How does this work for Hexagon? “Imagine a breach in temperature where someone left the door open and the CMM shuts down. If it is connected to the Cloud, it will appear within that account profile in Salesforce,” he said. Afterwards, when service personnel go to that company to service the equipment on a regular call, they can look up the data and determine the actual history over the last six months. They can see when crashes happened and temps ran too high. Rather than guessing what might have happened, the actual historical data allows the service guy to determine maintenance, find root causes, and eliminate “unplanned” service interruptions. “Our customers are telling us that this simple concept is exactly what they need,” said Kocic.

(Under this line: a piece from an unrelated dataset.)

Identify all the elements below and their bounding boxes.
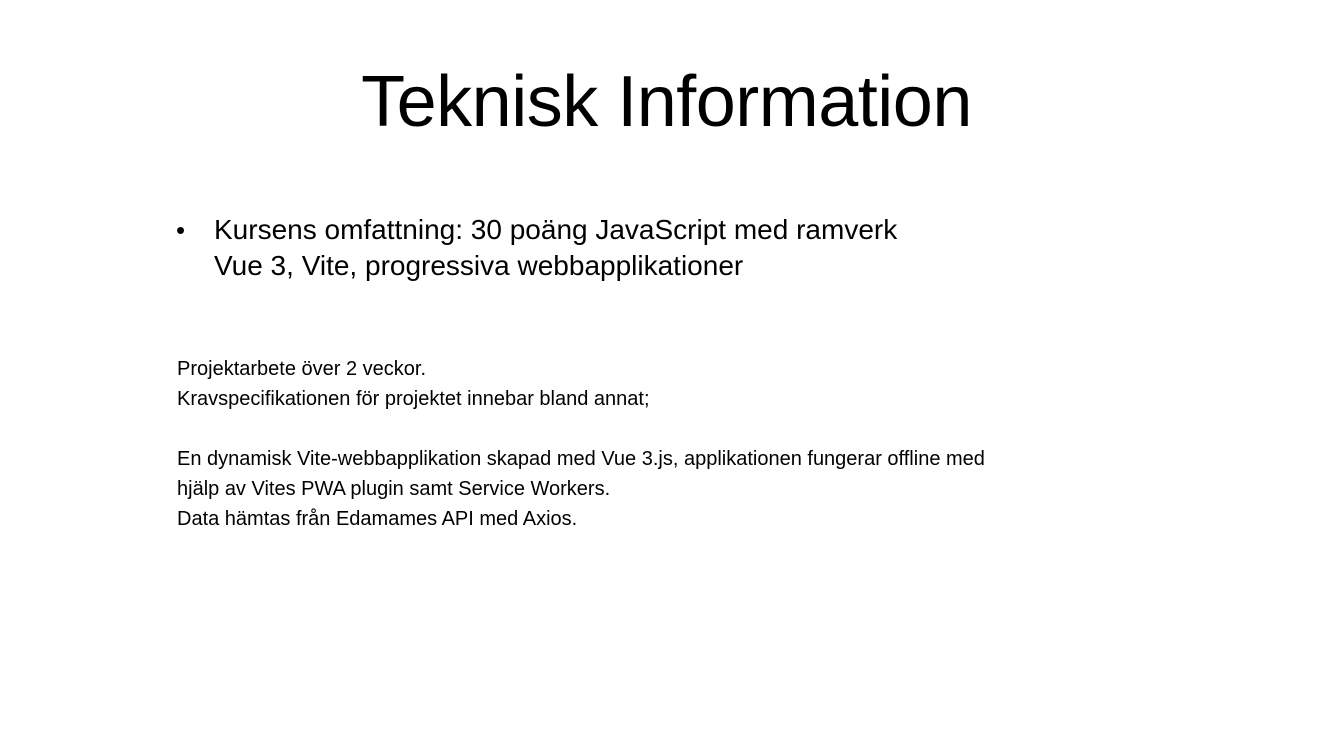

“We are at the beginning of tapping into this capability,” he predicted. “We are connecting machines, but right now Hexagon has an installed base of tens of thousands machines in the field and we will sell [many] more this year. MMS Pulse is on every Hexagon CMM machine as we ship them out, but that is not enough right now to fulfill much of the promise” of Big Data and predictive analytics. That is also why partnering with companies like Salesforce and exploiting existing data services like Amazon Web Services is so important to Kocic. Lowering the cost and time to build that infrastructure is enhanced by leveraging existing infrastructure.
Kocic sees another obstacle in these early days – standards. Not lack of them, but too many competing standards in different manufacturing ecosystems. “There’s not one single standard we can develop for communication and then plug it into any ecosystem we want,” explained Kocic. “We literally have to have ten plug-ins that allows us to [tap into 10 different communication protocols.] He believes to get wide acceptance across manufacturing and metrology, there is going to be a need for further standardization on a few protocol standards that will do the trick. “The biggest obstacle to IoT and Industrial Internet in general is too many competing standards,” he said.